Review Summary: Versal comes up with a promising orchestrally-oriented ambient EP.
These days instrumental music is dominated on one hand by solo piano artists, ranging from really intricate and emotion-invoking to simplistic doodlings that make no sense and on the other making a quick buck ’artists’ that churn put musical wallpaper on a daily basis for the streaming giants that are all around us now.
Doing your own thing and striking that thin balance between just simple background music and something that you can listen on its own merits is one of the more complicated things around. Still, that is exactly what Houston, Texas, composer Javier Velez, aka Versal is attempting to do on his debut self-titled EP.
Velez seems to be most interested in probably the hardest thing to do in what we could call contemporary instrumental music - orchestration combined with electronics. To be able to handle something like that you have to have both sensibility and musical knowledge, and Velez seems to have both. Not only because he started studying and playing a multitude of instruments since he was pre-school, but because after his musical studies he worked on several film/documentary productions, not only as a composer but in a number of other technical roles.

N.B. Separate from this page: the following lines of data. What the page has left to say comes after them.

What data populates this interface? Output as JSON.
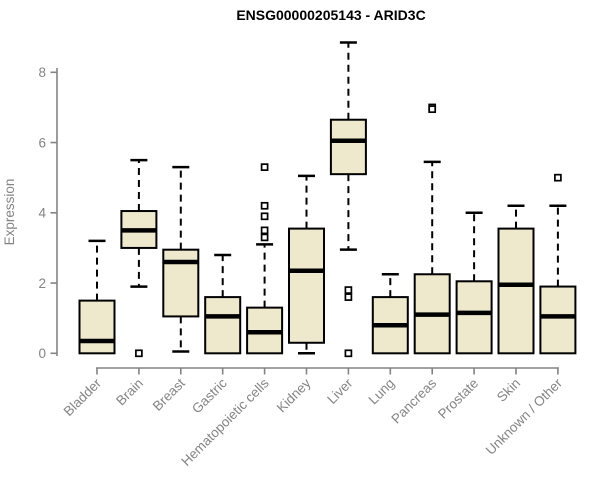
{
  "chart_data": {
    "type": "boxplot",
    "title": "ENSG00000205143 - ARID3C",
    "ylabel": "Expression",
    "xlabel": "",
    "ylim": [
      0,
      8.9
    ],
    "yticks": [
      0,
      2,
      4,
      6,
      8
    ],
    "grid": false,
    "legend": "none",
    "x_label_rotation_deg": 45,
    "colors": {
      "box_fill": "#EEE8CD",
      "box_stroke": "#000000",
      "median": "#000000",
      "whisker": "#000000",
      "outlier_stroke": "#000000",
      "axis": "#848484",
      "axis_text": "#848484",
      "title_text": "#000000",
      "background": "#ffffff"
    },
    "categories": [
      "Bladder",
      "Brain",
      "Breast",
      "Gastric",
      "Hematopoietic cells",
      "Kidney",
      "Liver",
      "Lung",
      "Pancreas",
      "Prostate",
      "Skin",
      "Unknown / Other"
    ],
    "series": [
      {
        "category": "Bladder",
        "low": 0,
        "q1": 0,
        "median": 0.35,
        "q3": 1.5,
        "high": 3.2,
        "outliers": []
      },
      {
        "category": "Brain",
        "low": 1.9,
        "q1": 3.0,
        "median": 3.5,
        "q3": 4.05,
        "high": 5.5,
        "outliers": [
          0
        ]
      },
      {
        "category": "Breast",
        "low": 0.05,
        "q1": 1.05,
        "median": 2.6,
        "q3": 2.95,
        "high": 5.3,
        "outliers": []
      },
      {
        "category": "Gastric",
        "low": 0,
        "q1": 0,
        "median": 1.05,
        "q3": 1.6,
        "high": 2.8,
        "outliers": []
      },
      {
        "category": "Hematopoietic cells",
        "low": 0,
        "q1": 0,
        "median": 0.6,
        "q3": 1.3,
        "high": 3.1,
        "outliers": [
          5.3,
          4.2,
          3.9,
          3.5,
          3.3
        ]
      },
      {
        "category": "Kidney",
        "low": 0,
        "q1": 0.3,
        "median": 2.35,
        "q3": 3.55,
        "high": 5.05,
        "outliers": []
      },
      {
        "category": "Liver",
        "low": 2.95,
        "q1": 5.1,
        "median": 6.05,
        "q3": 6.65,
        "high": 8.85,
        "outliers": [
          1.8,
          1.6,
          0
        ]
      },
      {
        "category": "Lung",
        "low": 0,
        "q1": 0,
        "median": 0.8,
        "q3": 1.6,
        "high": 2.25,
        "outliers": []
      },
      {
        "category": "Pancreas",
        "low": 0,
        "q1": 0,
        "median": 1.1,
        "q3": 2.25,
        "high": 5.45,
        "outliers": [
          7.0,
          6.95
        ]
      },
      {
        "category": "Prostate",
        "low": 0,
        "q1": 0,
        "median": 1.15,
        "q3": 2.05,
        "high": 4.0,
        "outliers": []
      },
      {
        "category": "Skin",
        "low": 0,
        "q1": 0,
        "median": 1.95,
        "q3": 3.55,
        "high": 4.2,
        "outliers": []
      },
      {
        "category": "Unknown / Other",
        "low": 0,
        "q1": 0,
        "median": 1.05,
        "q3": 1.9,
        "high": 4.2,
        "outliers": [
          5.0
        ]
      }
    ]
  }
}
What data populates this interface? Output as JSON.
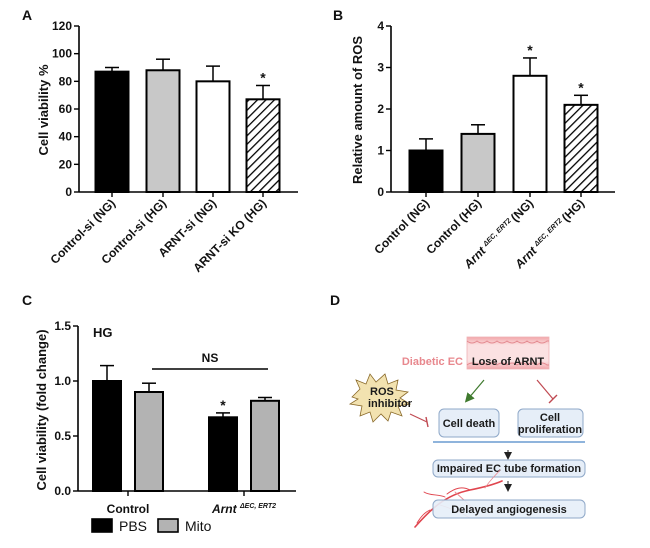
{
  "chart_data": [
    {
      "panel": "A",
      "type": "bar",
      "title": "",
      "xlabel": "",
      "ylabel": "Cell viability %",
      "ylim": [
        0,
        120
      ],
      "yticks": [
        "0",
        "20",
        "40",
        "60",
        "80",
        "100",
        "120"
      ],
      "categories": [
        "Control-si (NG)",
        "Control-si (HG)",
        "ARNT-si   (NG)",
        "ARNT-si KO (HG)"
      ],
      "values": [
        87,
        88,
        80,
        67
      ],
      "error_upper": [
        90,
        96,
        91,
        77
      ],
      "fills": [
        "black",
        "gray",
        "white",
        "hatch"
      ],
      "significance": [
        "",
        "",
        "",
        "*"
      ]
    },
    {
      "panel": "B",
      "type": "bar",
      "title": "",
      "xlabel": "",
      "ylabel": "Relative amount of ROS",
      "ylim": [
        0,
        4
      ],
      "yticks": [
        "0",
        "1",
        "2",
        "3",
        "4"
      ],
      "categories": [
        {
          "main": "Control (NG)",
          "sup": ""
        },
        {
          "main": "Control (HG)",
          "sup": ""
        },
        {
          "main": "Arnt",
          "sup": "ΔEC, ERT2",
          "suffix": "(NG)"
        },
        {
          "main": "Arnt",
          "sup": "ΔEC, ERT2",
          "suffix": "(HG)"
        }
      ],
      "values": [
        1.0,
        1.4,
        2.8,
        2.1
      ],
      "error_upper": [
        1.28,
        1.62,
        3.23,
        2.33
      ],
      "fills": [
        "black",
        "gray",
        "white",
        "hatch"
      ],
      "significance": [
        "",
        "",
        "*",
        "*"
      ]
    },
    {
      "panel": "C",
      "type": "bar",
      "title": "HG",
      "xlabel": "",
      "ylabel": "Cell viability (fold change)",
      "ylim": [
        0,
        1.5
      ],
      "yticks": [
        "0.0",
        "0.5",
        "1.0",
        "1.5"
      ],
      "categories": [
        {
          "main": "Control",
          "sup": ""
        },
        {
          "main": "Arnt",
          "sup": "ΔEC, ERT2"
        }
      ],
      "series": [
        {
          "name": "PBS",
          "color": "#000000",
          "values": [
            1.0,
            0.67
          ],
          "error": [
            0.14,
            0.04
          ],
          "significance": [
            "",
            "*"
          ]
        },
        {
          "name": "Mito",
          "color": "#b3b3b3",
          "values": [
            0.9,
            0.82
          ],
          "error": [
            0.08,
            0.03
          ],
          "significance": [
            "",
            ""
          ]
        }
      ],
      "annotation": "NS",
      "legend": "bottom"
    }
  ],
  "panel_labels": [
    "A",
    "B",
    "C",
    "D"
  ],
  "diagram": {
    "diabetic_ec": "Diabetic EC",
    "lose_arnt": "Lose of ARNT",
    "ros_inhibitor": [
      "ROS",
      "inhibitor"
    ],
    "cell_death": "Cell death",
    "cell_proliferation": [
      "Cell",
      "proliferation"
    ],
    "impaired": "Impaired EC tube formation",
    "delayed": "Delayed angiogenesis"
  },
  "colors": {
    "black": "#000000",
    "gray": "#c8c8c8",
    "mito_gray": "#b3b3b3",
    "pink": "#e8888e",
    "box_fill": "#e6eef8",
    "box_stroke": "#8fa8c8",
    "green_arrow": "#3f7a2e",
    "red_inhibit": "#c04a52",
    "star_fill": "#f2e2b0"
  }
}
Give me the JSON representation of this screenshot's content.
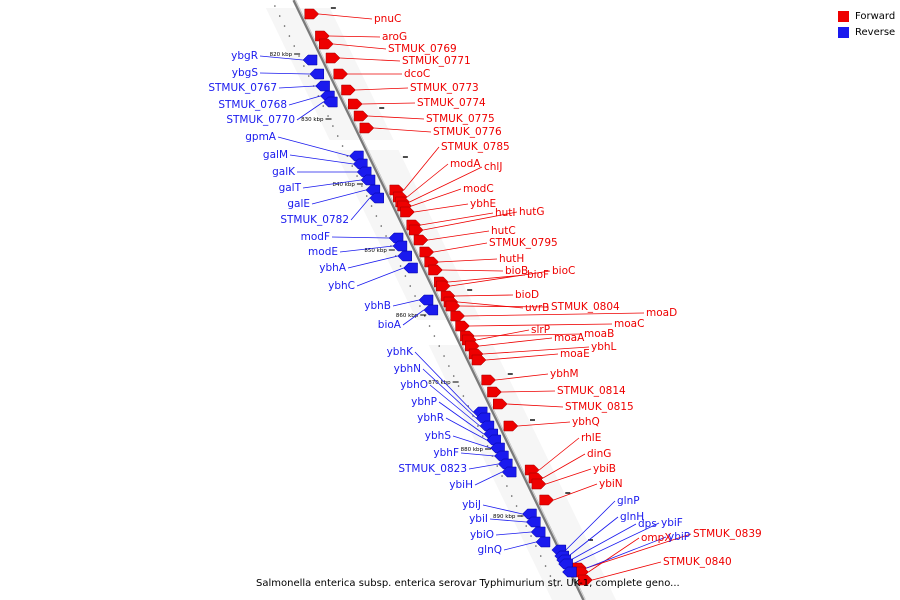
{
  "legend": {
    "items": [
      {
        "label": "Forward",
        "color": "#ee0000"
      },
      {
        "label": "Reverse",
        "color": "#1a1aee"
      }
    ]
  },
  "caption": "Salmonella enterica subsp. enterica serovar Typhimurium str. UK-1, complete geno...",
  "colors": {
    "forward": "#ee0000",
    "reverse": "#1a1aee",
    "backbone": "#808080"
  },
  "ticks": [
    "820 kbp",
    "830 kbp",
    "840 kbp",
    "850 kbp",
    "860 kbp",
    "870 kbp",
    "880 kbp",
    "890 kbp"
  ],
  "forward_genes": [
    "pnuC",
    "aroG",
    "STMUK_0769",
    "STMUK_0771",
    "dcoC",
    "STMUK_0773",
    "STMUK_0774",
    "STMUK_0775",
    "STMUK_0776",
    "STMUK_0785",
    "modA",
    "chlJ",
    "modC",
    "ybhE",
    "hutI",
    "hutG",
    "hutC",
    "STMUK_0795",
    "hutH",
    "bioB",
    "bioF",
    "bioC",
    "bioD",
    "uvrB",
    "STMUK_0804",
    "moaD",
    "moaC",
    "moaB",
    "slrP",
    "moaA",
    "ybhL",
    "moaE",
    "ybhM",
    "STMUK_0814",
    "STMUK_0815",
    "ybhQ",
    "rhlE",
    "dinG",
    "ybiB",
    "ybiN",
    "STMUK_0839",
    "ompX",
    "STMUK_0840"
  ],
  "reverse_genes": [
    "ybgR",
    "ybgS",
    "STMUK_0767",
    "STMUK_0768",
    "STMUK_0770",
    "gpmA",
    "galM",
    "galK",
    "galT",
    "galE",
    "STMUK_0782",
    "modF",
    "modE",
    "ybhA",
    "ybhC",
    "ybhB",
    "bioA",
    "ybhK",
    "ybhN",
    "ybhO",
    "ybhP",
    "ybhR",
    "ybhS",
    "ybhF",
    "STMUK_0823",
    "ybiH",
    "ybiJ",
    "ybiI",
    "ybiO",
    "glnQ",
    "glnP",
    "glnH",
    "dps",
    "ybiF",
    "ybiP"
  ]
}
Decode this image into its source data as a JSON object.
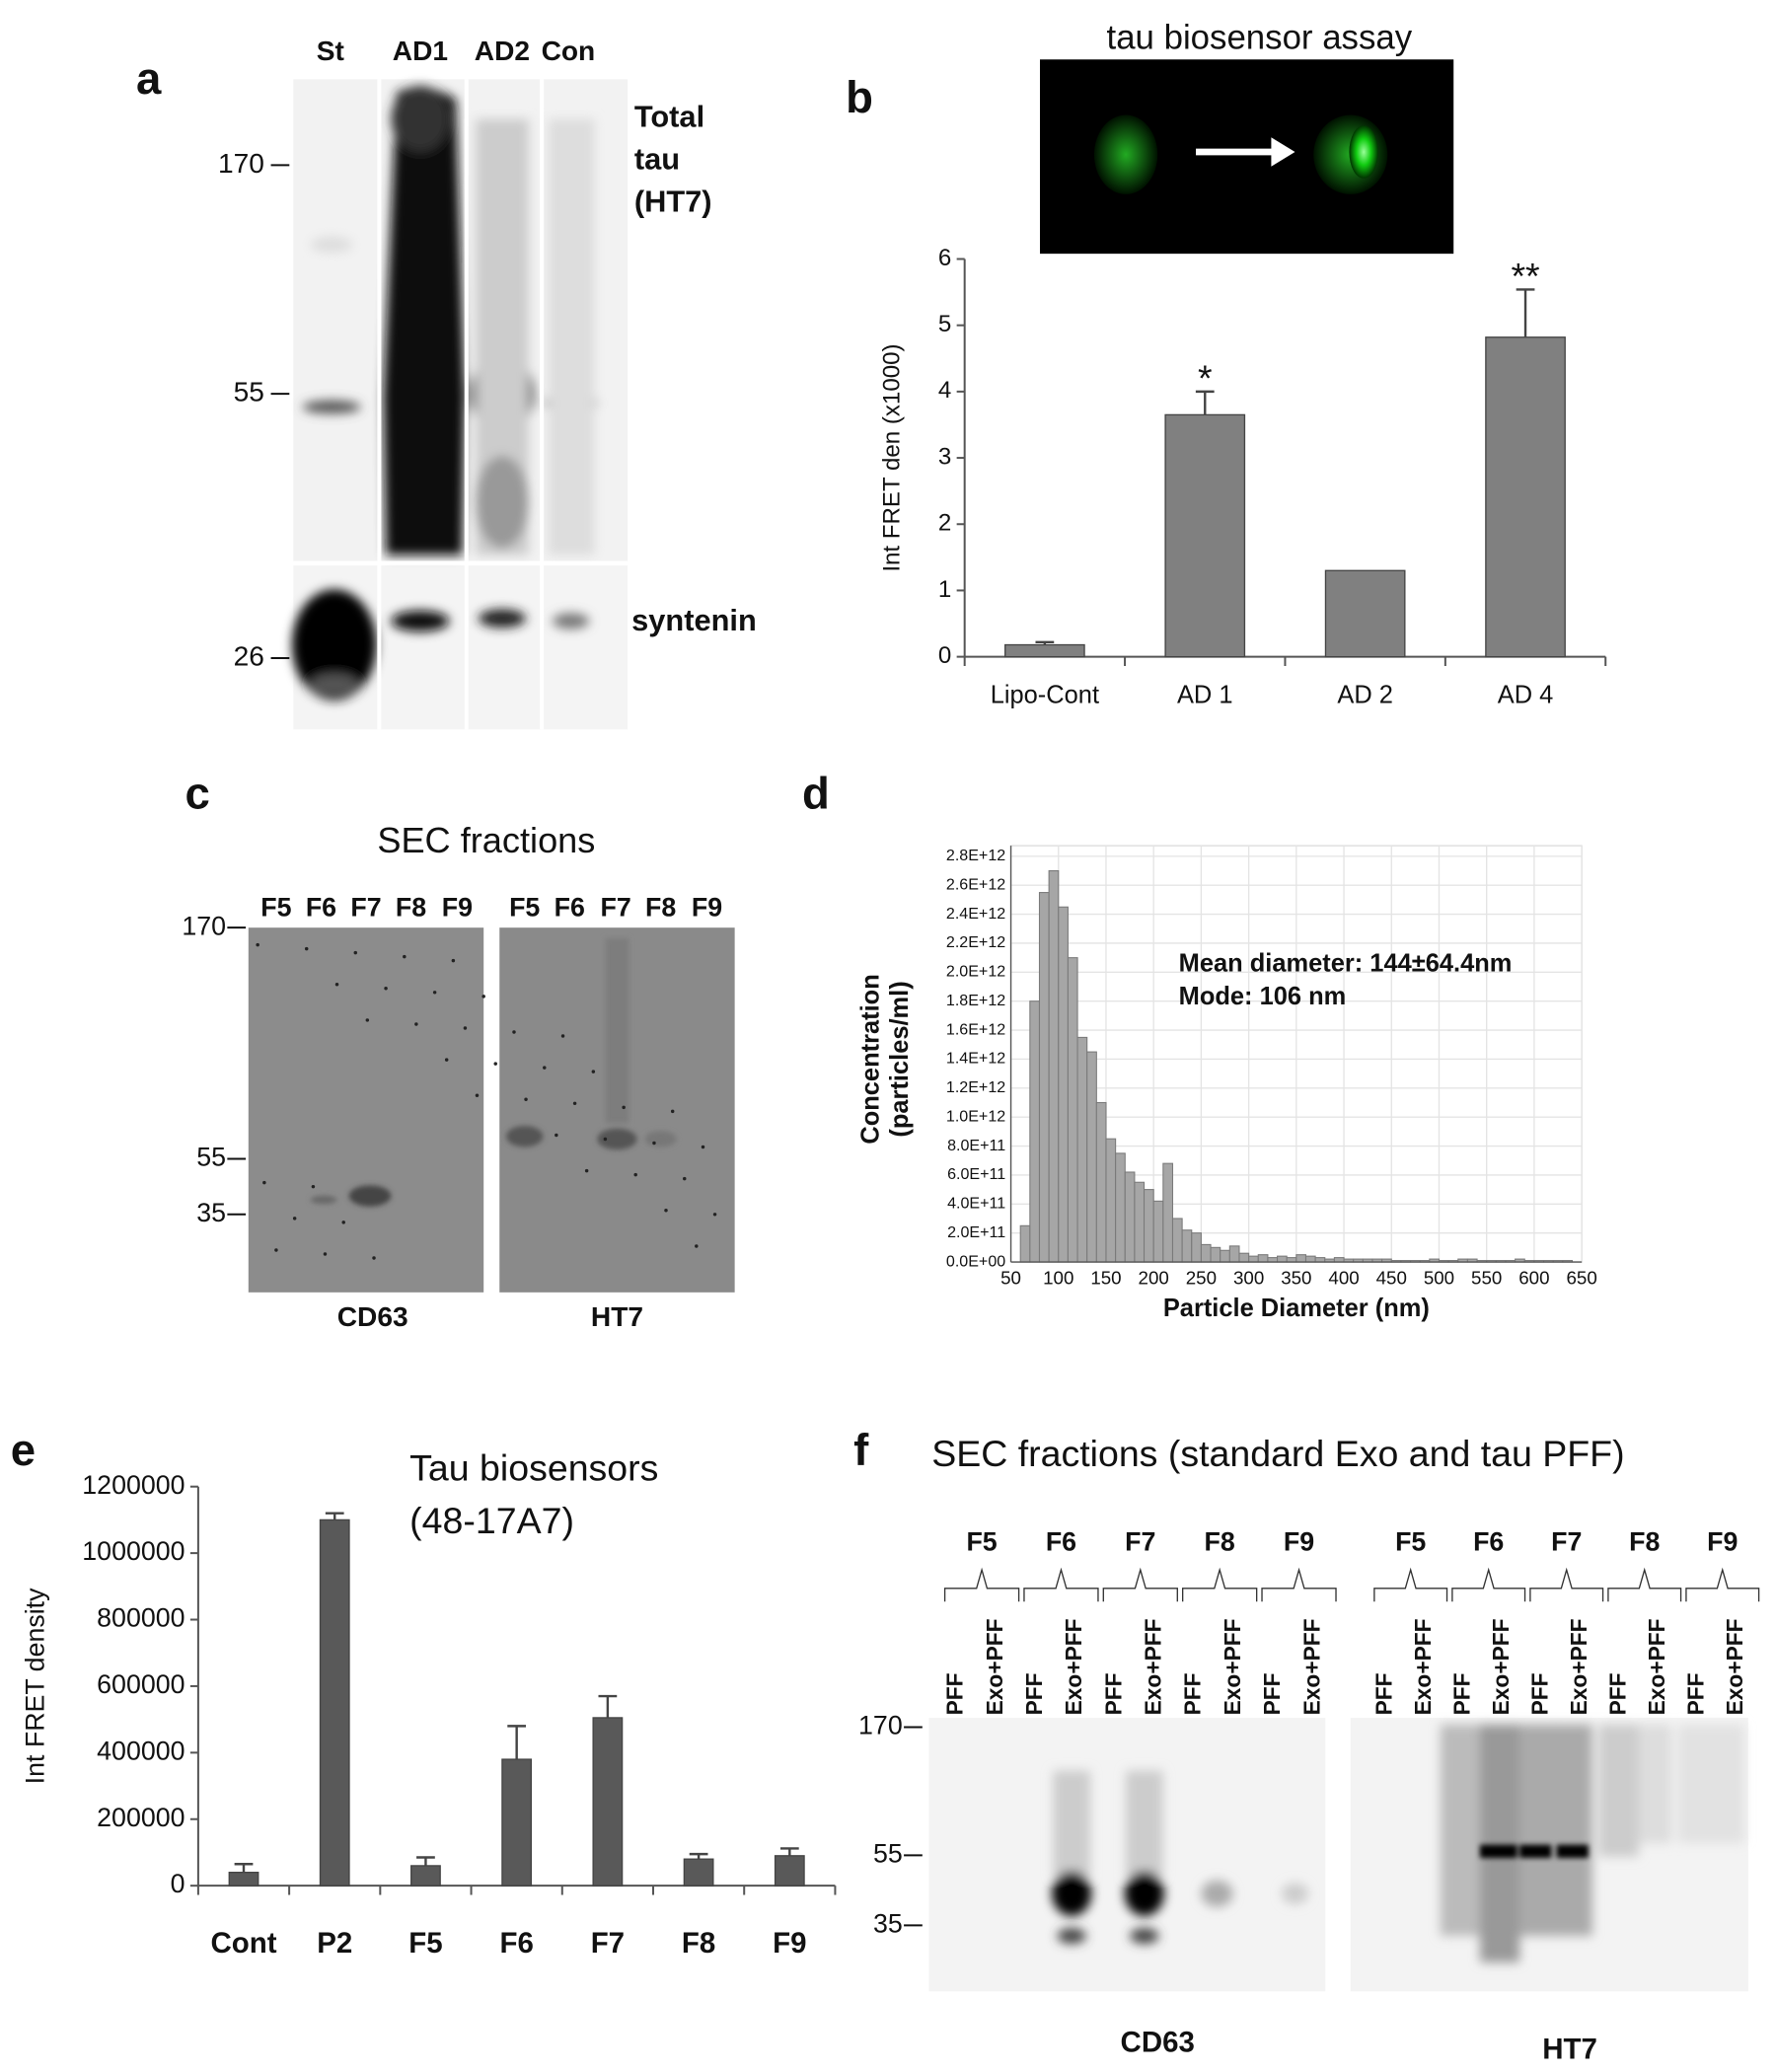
{
  "panel_labels": [
    "a",
    "b",
    "c",
    "d",
    "e",
    "f"
  ],
  "blot_a": {
    "lanes": [
      "St",
      "AD1",
      "AD2",
      "Con"
    ],
    "markers": [
      "170",
      "55",
      "26"
    ],
    "label_lines": [
      "Total",
      "tau",
      "(HT7)"
    ],
    "lower_label": "syntenin"
  },
  "image_b": {
    "title": "tau biosensor assay"
  },
  "blot_c": {
    "title": "SEC fractions",
    "lanes": [
      "F5",
      "F6",
      "F7",
      "F8",
      "F9"
    ],
    "markers": [
      "170",
      "55",
      "35"
    ],
    "blots": [
      "CD63",
      "HT7"
    ]
  },
  "blot_f": {
    "title": "SEC fractions  (standard Exo and tau PFF)",
    "fractions": [
      "F5",
      "F6",
      "F7",
      "F8",
      "F9"
    ],
    "conditions": [
      "PFF",
      "Exo+PFF"
    ],
    "markers": [
      "170",
      "55",
      "35"
    ],
    "blots": [
      "CD63",
      "HT7"
    ]
  },
  "chart_data": [
    {
      "type": "bar",
      "y_label": "Int FRET den (x1000)",
      "categories": [
        "Lipo-Cont",
        "AD 1",
        "AD 2",
        "AD 4"
      ],
      "values": [
        0.18,
        3.65,
        1.3,
        4.82
      ],
      "errors": [
        0.04,
        0.35,
        null,
        0.72
      ],
      "annotations": [
        null,
        "*",
        null,
        "**"
      ],
      "color": "#808080",
      "ylim": [
        0,
        6
      ],
      "yticks": [
        0,
        1,
        2,
        3,
        4,
        5,
        6
      ]
    },
    {
      "type": "histogram",
      "y_label": [
        "Concentration",
        "(particles/ml)"
      ],
      "x_label": "Particle Diameter (nm)",
      "annotations": [
        "Mean diameter: 144±64.4nm",
        "Mode: 106 nm"
      ],
      "color": "#a6a6a6",
      "grid": true,
      "bins": [
        60,
        70,
        80,
        90,
        100,
        110,
        120,
        130,
        140,
        150,
        160,
        170,
        180,
        190,
        200,
        210,
        220,
        230,
        240,
        250,
        260,
        270,
        280,
        290,
        300,
        310,
        320,
        330,
        340,
        350,
        360,
        370,
        380,
        390,
        400,
        410,
        420,
        430,
        440,
        450,
        460,
        470,
        480,
        490,
        500,
        510,
        520,
        530,
        540,
        550,
        560,
        570,
        580,
        590,
        600,
        610,
        620,
        630,
        640
      ],
      "values": [
        250000000000.0,
        1800000000000.0,
        2550000000000.0,
        2700000000000.0,
        2450000000000.0,
        2100000000000.0,
        1550000000000.0,
        1450000000000.0,
        1100000000000.0,
        850000000000.0,
        750000000000.0,
        620000000000.0,
        550000000000.0,
        500000000000.0,
        420000000000.0,
        680000000000.0,
        300000000000.0,
        220000000000.0,
        200000000000.0,
        120000000000.0,
        100000000000.0,
        80000000000.0,
        110000000000.0,
        60000000000.0,
        40000000000.0,
        50000000000.0,
        30000000000.0,
        40000000000.0,
        30000000000.0,
        50000000000.0,
        40000000000.0,
        30000000000.0,
        20000000000.0,
        30000000000.0,
        20000000000.0,
        20000000000.0,
        20000000000.0,
        20000000000.0,
        20000000000.0,
        10000000000.0,
        10000000000.0,
        10000000000.0,
        10000000000.0,
        20000000000.0,
        10000000000.0,
        10000000000.0,
        20000000000.0,
        20000000000.0,
        10000000000.0,
        10000000000.0,
        10000000000.0,
        10000000000.0,
        20000000000.0,
        10000000000.0,
        10000000000.0,
        10000000000.0,
        10000000000.0,
        10000000000.0
      ],
      "xlim": [
        50,
        650
      ],
      "xticks": [
        50,
        100,
        150,
        200,
        250,
        300,
        350,
        400,
        450,
        500,
        550,
        600,
        650
      ],
      "ylim": [
        0,
        2800000000000.0
      ],
      "yticks": [
        {
          "value": 0,
          "label": "0.0E+00"
        },
        {
          "value": 200000000000.0,
          "label": "2.0E+11"
        },
        {
          "value": 400000000000.0,
          "label": "4.0E+11"
        },
        {
          "value": 600000000000.0,
          "label": "6.0E+11"
        },
        {
          "value": 800000000000.0,
          "label": "8.0E+11"
        },
        {
          "value": 1000000000000.0,
          "label": "1.0E+12"
        },
        {
          "value": 1200000000000.0,
          "label": "1.2E+12"
        },
        {
          "value": 1400000000000.0,
          "label": "1.4E+12"
        },
        {
          "value": 1600000000000.0,
          "label": "1.6E+12"
        },
        {
          "value": 1800000000000.0,
          "label": "1.8E+12"
        },
        {
          "value": 2000000000000.0,
          "label": "2.0E+12"
        },
        {
          "value": 2200000000000.0,
          "label": "2.2E+12"
        },
        {
          "value": 2400000000000.0,
          "label": "2.4E+12"
        },
        {
          "value": 2600000000000.0,
          "label": "2.6E+12"
        },
        {
          "value": 2800000000000.0,
          "label": "2.8E+12"
        }
      ]
    },
    {
      "type": "bar",
      "title_lines": [
        "Tau biosensors",
        "(48-17A7)"
      ],
      "y_label": "Int FRET density",
      "categories": [
        "Cont",
        "P2",
        "F5",
        "F6",
        "F7",
        "F8",
        "F9"
      ],
      "values": [
        40000,
        1100000,
        60000,
        380000,
        505000,
        80000,
        90000
      ],
      "errors": [
        25000,
        20000,
        25000,
        100000,
        65000,
        15000,
        22000
      ],
      "color": "#595959",
      "ylim": [
        0,
        1200000
      ],
      "yticks": [
        0,
        200000,
        400000,
        600000,
        800000,
        1000000,
        1200000
      ]
    }
  ]
}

This cinematic experience shows throughout the EP, as it is the effect Velez strives, and often achieves here, like on “Carrousel” and “All Together”. Actually, while the opener “Eternal” leaves something to be desired in the sense of emotional engagement, as the EP progresses, Velez’ compositions gather in strength, with the closer “El Camino a Montserrat” giving a real promise that much more can be expected from Velez in his Versal mode.